Shed Trump anxiety; India-US relations will be on an upswing. This was the reassuring message from US envoy Richard Verma amid ripples of worries in some sections in India about what the incoming Trump presidency will bring for the country.
Alluding to an all-round transformation of India-US relations in the last two years, Mr Verma, the first Indian-American to be appointed as the US ambassador to India, underlined that the US will continue to support India’s rise and will be New Delhi’s closest partner in months to come. “India is a country on the rise. We will support India’s rise and continue to be your closest partner,” the US envoy told an audience of diplomats, businessmen and journalists at a luxury hotel in the Indian capital on December 6. He was speaking at an interaction organised by industry body CII and Indo-American Friendship Association.
Providing a snapshot of the dramatic upsurge in the India-US relations, Mr Verma projected that “this upward trajectory will continue.”

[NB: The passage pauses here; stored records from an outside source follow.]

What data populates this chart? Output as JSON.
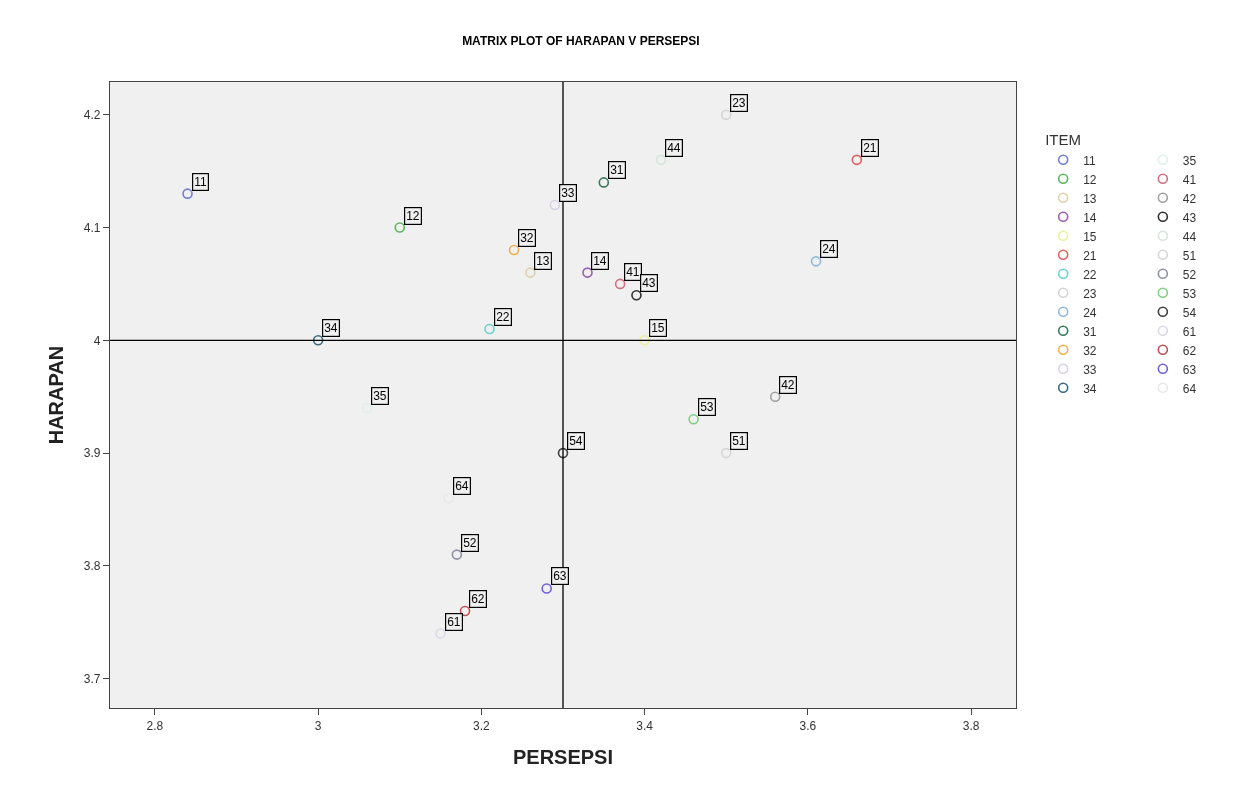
{
  "chart_data": {
    "type": "scatter",
    "title": "MATRIX PLOT OF HARAPAN V PERSEPSI",
    "xlabel": "PERSEPSI",
    "ylabel": "HARAPAN",
    "legend_title": "ITEM",
    "legend": "right",
    "marker": "circle",
    "grid": false,
    "xlim": [
      2.745,
      3.855
    ],
    "xticks": [
      2.8,
      3,
      3.2,
      3.4,
      3.6,
      3.8
    ],
    "ylim": [
      3.674,
      4.229
    ],
    "yticks": [
      3.7,
      3.8,
      3.9,
      4,
      4.1,
      4.2
    ],
    "ref_lines": [
      {
        "axis": "x",
        "value": 3.3,
        "color": "#000000"
      },
      {
        "axis": "y",
        "value": 4,
        "color": "#000000"
      }
    ],
    "series": [
      {
        "name": "11",
        "color": "#6f7fcf",
        "x": [
          2.84
        ],
        "values": [
          4.13
        ]
      },
      {
        "name": "12",
        "color": "#5cb85c",
        "x": [
          3.1
        ],
        "values": [
          4.1
        ]
      },
      {
        "name": "13",
        "color": "#e0d0a8",
        "x": [
          3.26
        ],
        "values": [
          4.06
        ]
      },
      {
        "name": "14",
        "color": "#9a5fb0",
        "x": [
          3.33
        ],
        "values": [
          4.06
        ]
      },
      {
        "name": "15",
        "color": "#eeeea0",
        "x": [
          3.4
        ],
        "values": [
          4.0
        ]
      },
      {
        "name": "21",
        "color": "#e06060",
        "x": [
          3.66
        ],
        "values": [
          4.16
        ]
      },
      {
        "name": "22",
        "color": "#70d0d0",
        "x": [
          3.21
        ],
        "values": [
          4.01
        ]
      },
      {
        "name": "23",
        "color": "#d4d4d4",
        "x": [
          3.5
        ],
        "values": [
          4.2
        ]
      },
      {
        "name": "24",
        "color": "#90b8e0",
        "x": [
          3.61
        ],
        "values": [
          4.07
        ]
      },
      {
        "name": "31",
        "color": "#3a7a5a",
        "x": [
          3.35
        ],
        "values": [
          4.14
        ]
      },
      {
        "name": "32",
        "color": "#f0b050",
        "x": [
          3.24
        ],
        "values": [
          4.08
        ]
      },
      {
        "name": "33",
        "color": "#d8d0e8",
        "x": [
          3.29
        ],
        "values": [
          4.12
        ]
      },
      {
        "name": "34",
        "color": "#3a6a80",
        "x": [
          3.0
        ],
        "values": [
          4.0
        ]
      },
      {
        "name": "35",
        "color": "#dcf2ec",
        "x": [
          3.06
        ],
        "values": [
          3.94
        ]
      },
      {
        "name": "41",
        "color": "#d07080",
        "x": [
          3.37
        ],
        "values": [
          4.05
        ]
      },
      {
        "name": "42",
        "color": "#a0a0a0",
        "x": [
          3.56
        ],
        "values": [
          3.95
        ]
      },
      {
        "name": "43",
        "color": "#303030",
        "x": [
          3.39
        ],
        "values": [
          4.04
        ]
      },
      {
        "name": "44",
        "color": "#d4e6dc",
        "x": [
          3.42
        ],
        "values": [
          4.16
        ]
      },
      {
        "name": "51",
        "color": "#d6d6d6",
        "x": [
          3.5
        ],
        "values": [
          3.9
        ]
      },
      {
        "name": "52",
        "color": "#9090a8",
        "x": [
          3.17
        ],
        "values": [
          3.81
        ]
      },
      {
        "name": "53",
        "color": "#80d080",
        "x": [
          3.46
        ],
        "values": [
          3.93
        ]
      },
      {
        "name": "54",
        "color": "#404040",
        "x": [
          3.3
        ],
        "values": [
          3.9
        ]
      },
      {
        "name": "61",
        "color": "#d8d8ea",
        "x": [
          3.15
        ],
        "values": [
          3.74
        ]
      },
      {
        "name": "62",
        "color": "#c05050",
        "x": [
          3.18
        ],
        "values": [
          3.76
        ]
      },
      {
        "name": "63",
        "color": "#7060e0",
        "x": [
          3.28
        ],
        "values": [
          3.78
        ]
      },
      {
        "name": "64",
        "color": "#e8e8e8",
        "x": [
          3.16
        ],
        "values": [
          3.86
        ]
      }
    ],
    "annotations": [
      {
        "text": "11",
        "x": 2.84,
        "y": 4.13
      },
      {
        "text": "12",
        "x": 3.1,
        "y": 4.1
      },
      {
        "text": "13",
        "x": 3.26,
        "y": 4.06
      },
      {
        "text": "14",
        "x": 3.33,
        "y": 4.06
      },
      {
        "text": "15",
        "x": 3.4,
        "y": 4.0
      },
      {
        "text": "21",
        "x": 3.66,
        "y": 4.16
      },
      {
        "text": "22",
        "x": 3.21,
        "y": 4.01
      },
      {
        "text": "23",
        "x": 3.5,
        "y": 4.2
      },
      {
        "text": "24",
        "x": 3.61,
        "y": 4.07
      },
      {
        "text": "31",
        "x": 3.35,
        "y": 4.14
      },
      {
        "text": "32",
        "x": 3.24,
        "y": 4.08
      },
      {
        "text": "33",
        "x": 3.29,
        "y": 4.12
      },
      {
        "text": "34",
        "x": 3.0,
        "y": 4.0
      },
      {
        "text": "35",
        "x": 3.06,
        "y": 3.94
      },
      {
        "text": "41",
        "x": 3.37,
        "y": 4.05
      },
      {
        "text": "42",
        "x": 3.56,
        "y": 3.95
      },
      {
        "text": "43",
        "x": 3.39,
        "y": 4.04
      },
      {
        "text": "44",
        "x": 3.42,
        "y": 4.16
      },
      {
        "text": "51",
        "x": 3.5,
        "y": 3.9
      },
      {
        "text": "52",
        "x": 3.17,
        "y": 3.81
      },
      {
        "text": "53",
        "x": 3.46,
        "y": 3.93
      },
      {
        "text": "54",
        "x": 3.3,
        "y": 3.9
      },
      {
        "text": "61",
        "x": 3.15,
        "y": 3.74
      },
      {
        "text": "62",
        "x": 3.18,
        "y": 3.76
      },
      {
        "text": "63",
        "x": 3.28,
        "y": 3.78
      },
      {
        "text": "64",
        "x": 3.16,
        "y": 3.86
      }
    ]
  }
}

Allaying apprehensions about any possible diminution of commitment by the Trump administration towards India, the envoy argued that the momentum in the India-US strategic partnership will continue as there is widespread bipartisan consensus across the political spectrum in Washington. He underscored that the 365-member India Caucus is the single largest such grouping in the US Congress, which is dedicated to developing the India-US relations. Referring to kindred value systems of the world’s leading democracies, home to 1.6 billion people, the envoy said that India and the US will continue to work together to ensure that the world is a safer and more prosperous place.

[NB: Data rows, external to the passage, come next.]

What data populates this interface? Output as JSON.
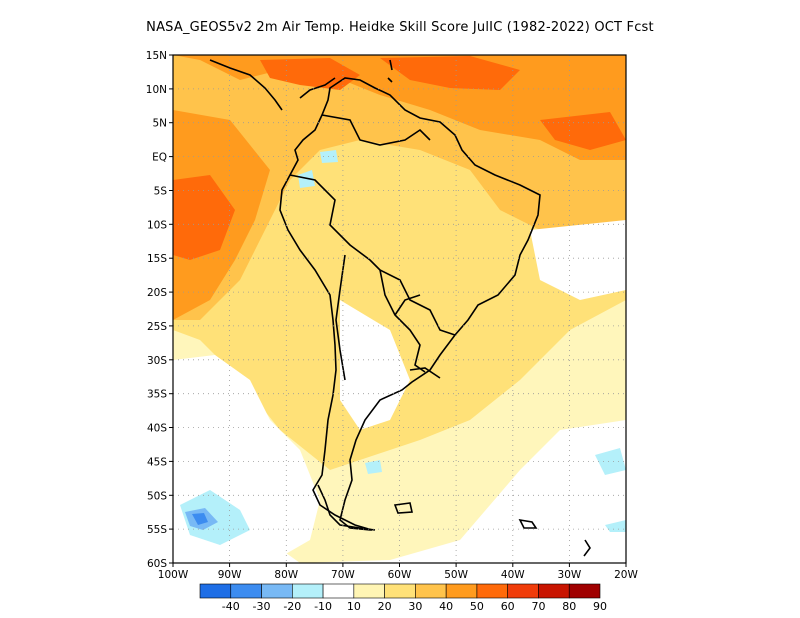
{
  "title": "NASA_GEOS5v2  2m Air Temp. Heidke Skill Score JulIC (1982-2022) OCT Fcst",
  "map": {
    "lon_labels": [
      "100W",
      "90W",
      "80W",
      "70W",
      "60W",
      "50W",
      "40W",
      "30W",
      "20W"
    ],
    "lat_labels": [
      "15N",
      "10N",
      "5N",
      "EQ",
      "5S",
      "10S",
      "15S",
      "20S",
      "25S",
      "30S",
      "35S",
      "40S",
      "45S",
      "50S",
      "55S",
      "60S"
    ],
    "lon_range": [
      -100,
      -20
    ],
    "lat_range": [
      -60,
      15
    ]
  },
  "colorbar": {
    "labels": [
      "-40",
      "-30",
      "-20",
      "-10",
      "10",
      "20",
      "30",
      "40",
      "50",
      "60",
      "70",
      "80",
      "90"
    ],
    "colors": [
      "#1e6ee6",
      "#3c8cf0",
      "#78b9f5",
      "#b4f0fa",
      "#ffffff",
      "#fff5b4",
      "#ffe178",
      "#ffc34b",
      "#ff9b1e",
      "#ff6a0a",
      "#f03c0a",
      "#c81400",
      "#a00000"
    ]
  },
  "legend_colors": {
    "skill_30": "#ffe178",
    "skill_40": "#ffc34b",
    "skill_50": "#ff9b1e",
    "skill_60": "#ff6a0a",
    "skill_neg": "#78b9f5",
    "skill_neg_strong": "#3c8cf0"
  }
}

The shock victory of flamboyant property magnate-turned-politician Donald Trump in the November 8 US presidential polls has triggered concerns across the world about how his policies will impinge on different regions and countries. In India, these worries have mostly focused on Trump’s stance towards H1B visas, which could adversely impact India’s IT industry. In his campaign speeches, Mr Trump had said that he will scrap all H-1B visas, a pronouncement that triggered much anxiety among India’s IT majors operating in the US. Trump has also threatened a 15% tax on US companies for outsourcing jobs to places like India. If Trump goes ahead with this poll pitch, it would mean a huge loss for Indian IT companies as they provide IT software services worth around $50 billion to the US alone.
During his campaign, Mr Trump had, however, spoken in favourable terms about India and said that if elected, the Indian community and Hindus will have a true friend in the White House.
The turnaround in the India-US relations is evident from latest statistics: bilateral trade has gone up to $108 billion, with agricultural trade accounting for $6 billion. People-to-people ties are growing by the day, with the US issuing 1.1 million visas to Indians last year. The US declared India as a major defence partner during Prime Minister Narendra Modi’s visit to Washington in June this year.
India is carefully watching the complexion of the evolving Trump administration and has some apprehensions, but is inclined to back the US envoy’s optimism that the upward trajectory in, what US President Barack Obama has called “the defining partnership of the 21st century,” will continue.